The latest library books I brought home – lots more fiction than it seems like I usually get, and a smaller batch than it often is. Which is a good thing because my reading pace has been a lot slower the last few weeks, so I didn’t have much to return.
The Invention of Murder: How the Victorians Revelled in Death and Detection and Created Modern Crime by Judith Flanders
I’m curious about why they’re claiming the Victorians invented murder. Plus I love true crime and detective stories of the fictional and nonfictional variety. What I hadn’t realized is that the book is 450+ pages, and I’m not sure that I’m interested enough to invest that amount of reading time. I’ll give it a try, but may return it unfinished if it’s at all sluggish.
Knocking on Heaven’s Door: The Path to a Better Way of Death by Katy Butler
No idea why or how this one is on my list, but it’s there. It’s also another one that may go back unfinished, because I’m so uncertain of why I even have it.
I Used to Know That: Stuff You Forgot From School by Caroline Taggart
Think this one could be fun to skim through.
The Bonne Femme Cookbook: Simple, Splendid Food That French Women Cook Every Day by Wini Moranville
Flipping through it quickly had me drooling over some of the recipes, but I wish it had more pictures!
Life of Fred–Apples by Stanley Schmidt
I’m curious about this approach to teaching math, and wanted to take a look at it. My assumption is that my son isn’t ready for it, so this is more of a research scan for me for future possibilities.

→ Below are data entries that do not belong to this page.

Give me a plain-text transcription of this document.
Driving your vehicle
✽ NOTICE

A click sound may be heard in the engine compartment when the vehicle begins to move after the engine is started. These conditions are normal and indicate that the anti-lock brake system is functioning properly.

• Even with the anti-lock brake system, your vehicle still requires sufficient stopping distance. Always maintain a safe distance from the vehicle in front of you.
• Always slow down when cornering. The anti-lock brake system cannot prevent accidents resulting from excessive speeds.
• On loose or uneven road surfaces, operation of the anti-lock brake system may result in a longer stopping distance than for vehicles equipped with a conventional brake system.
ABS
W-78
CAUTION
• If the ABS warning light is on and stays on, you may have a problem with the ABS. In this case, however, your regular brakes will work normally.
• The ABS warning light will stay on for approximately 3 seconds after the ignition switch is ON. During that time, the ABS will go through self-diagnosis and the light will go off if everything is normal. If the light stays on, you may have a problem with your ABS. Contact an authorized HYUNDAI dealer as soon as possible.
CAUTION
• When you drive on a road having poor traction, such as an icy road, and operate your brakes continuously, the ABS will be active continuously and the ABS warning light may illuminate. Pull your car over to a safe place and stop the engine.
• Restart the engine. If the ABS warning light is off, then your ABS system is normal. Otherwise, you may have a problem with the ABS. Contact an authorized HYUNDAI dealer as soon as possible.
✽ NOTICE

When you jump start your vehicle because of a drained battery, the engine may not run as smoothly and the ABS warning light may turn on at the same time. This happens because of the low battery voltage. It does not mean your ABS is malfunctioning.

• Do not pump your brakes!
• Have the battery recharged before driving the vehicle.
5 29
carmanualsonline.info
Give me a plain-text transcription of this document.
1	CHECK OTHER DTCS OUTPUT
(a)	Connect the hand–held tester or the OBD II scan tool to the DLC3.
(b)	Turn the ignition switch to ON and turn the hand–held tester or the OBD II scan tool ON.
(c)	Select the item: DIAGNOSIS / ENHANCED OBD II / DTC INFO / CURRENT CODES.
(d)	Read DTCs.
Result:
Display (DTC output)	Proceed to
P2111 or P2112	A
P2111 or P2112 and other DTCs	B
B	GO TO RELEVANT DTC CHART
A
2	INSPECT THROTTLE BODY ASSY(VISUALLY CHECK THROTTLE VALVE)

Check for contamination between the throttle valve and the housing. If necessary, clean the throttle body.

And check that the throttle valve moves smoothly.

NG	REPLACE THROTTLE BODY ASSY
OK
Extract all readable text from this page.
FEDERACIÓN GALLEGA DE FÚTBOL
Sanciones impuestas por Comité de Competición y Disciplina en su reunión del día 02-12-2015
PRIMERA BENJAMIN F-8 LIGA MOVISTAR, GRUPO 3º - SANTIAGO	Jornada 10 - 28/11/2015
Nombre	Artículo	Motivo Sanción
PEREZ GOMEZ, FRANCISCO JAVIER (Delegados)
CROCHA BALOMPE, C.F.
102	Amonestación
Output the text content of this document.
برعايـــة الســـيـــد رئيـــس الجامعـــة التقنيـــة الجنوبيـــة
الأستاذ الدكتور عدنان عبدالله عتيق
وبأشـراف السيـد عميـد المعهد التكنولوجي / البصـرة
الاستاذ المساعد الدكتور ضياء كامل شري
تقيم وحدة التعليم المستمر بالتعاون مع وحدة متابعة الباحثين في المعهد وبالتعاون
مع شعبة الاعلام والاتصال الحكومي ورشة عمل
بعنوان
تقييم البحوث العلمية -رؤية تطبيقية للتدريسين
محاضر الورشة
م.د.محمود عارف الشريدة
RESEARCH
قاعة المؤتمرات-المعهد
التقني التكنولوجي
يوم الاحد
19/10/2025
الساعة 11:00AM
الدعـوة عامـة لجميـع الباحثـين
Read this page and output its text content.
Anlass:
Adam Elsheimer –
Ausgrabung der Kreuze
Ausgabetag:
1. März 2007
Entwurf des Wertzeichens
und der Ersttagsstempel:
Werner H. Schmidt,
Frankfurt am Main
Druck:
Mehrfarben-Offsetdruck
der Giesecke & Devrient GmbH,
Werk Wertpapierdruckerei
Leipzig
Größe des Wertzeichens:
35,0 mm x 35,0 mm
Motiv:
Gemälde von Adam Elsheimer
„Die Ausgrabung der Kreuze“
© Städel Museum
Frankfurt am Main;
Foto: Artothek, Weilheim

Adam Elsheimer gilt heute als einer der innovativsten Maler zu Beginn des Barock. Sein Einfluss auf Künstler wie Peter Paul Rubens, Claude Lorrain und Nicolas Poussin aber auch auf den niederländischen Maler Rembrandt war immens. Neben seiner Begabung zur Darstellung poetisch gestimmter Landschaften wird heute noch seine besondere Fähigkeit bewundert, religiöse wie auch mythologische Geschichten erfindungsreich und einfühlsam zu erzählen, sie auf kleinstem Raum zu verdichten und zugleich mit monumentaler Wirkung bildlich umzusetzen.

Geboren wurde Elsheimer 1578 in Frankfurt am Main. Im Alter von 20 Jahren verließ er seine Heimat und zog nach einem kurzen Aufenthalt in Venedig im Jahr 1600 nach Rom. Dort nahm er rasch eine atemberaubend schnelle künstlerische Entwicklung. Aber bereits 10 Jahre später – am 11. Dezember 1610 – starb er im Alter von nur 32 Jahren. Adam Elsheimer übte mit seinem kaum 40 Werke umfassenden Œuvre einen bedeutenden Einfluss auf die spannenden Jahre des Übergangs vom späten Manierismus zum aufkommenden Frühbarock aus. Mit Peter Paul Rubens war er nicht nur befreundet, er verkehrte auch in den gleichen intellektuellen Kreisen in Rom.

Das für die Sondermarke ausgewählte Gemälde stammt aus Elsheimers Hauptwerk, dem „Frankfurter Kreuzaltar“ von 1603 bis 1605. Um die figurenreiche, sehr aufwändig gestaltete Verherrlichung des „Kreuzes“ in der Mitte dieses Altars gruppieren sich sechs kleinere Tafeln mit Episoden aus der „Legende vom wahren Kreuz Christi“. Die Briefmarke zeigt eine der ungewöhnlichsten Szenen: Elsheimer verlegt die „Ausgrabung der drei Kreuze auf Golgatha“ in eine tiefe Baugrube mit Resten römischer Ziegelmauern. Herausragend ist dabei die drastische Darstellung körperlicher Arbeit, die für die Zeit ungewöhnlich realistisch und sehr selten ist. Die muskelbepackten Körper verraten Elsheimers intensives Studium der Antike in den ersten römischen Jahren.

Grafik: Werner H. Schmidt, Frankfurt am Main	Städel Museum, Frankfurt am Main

Emerald Green (The Ruby Red Trilogy) by Kerstin Gier
I read book one (Ruby Red) in the trilogy and really liked it, and I have book two (Sapphire Blue) waiting for me. Now I’ve got book three as well, but it’s got a holds list so I won’t be able to renew it. That means I need to read both of them before this one needs to go back.
The Arrivals by Melissa Marr
Sounds like a crazy plot, but I can be very accepting of crazy plots in fantasy novels.
The Map of Lost Memories by Kim Fay
Historical mystery, a museum curator, and an Edgar finalist. I have high hopes for this book.
A Rose for the Crown by Anne Easter Smith
I love historical fiction, and I’d love it if this were as engrossing as it sounds like it could be. I got the audio version though, and I’m not sure if it’ll be a good one to listen to.
Before Midnight: A Retelling of “Cinderella” by Cameron Dokey
I love retellings of fairy tales (well, sometimes I do) so of course I want to try this one.
Patty Reed’s Doll: The Story of the Donner Party by Rachel K. Laurgaard
I think I said that I was done with Donner Party books, but then in the comments of my post Amanda recommended this book as doing a good job of telling the story in an appropriate way for a kid’s book. I couldn’t resist seeing their approach.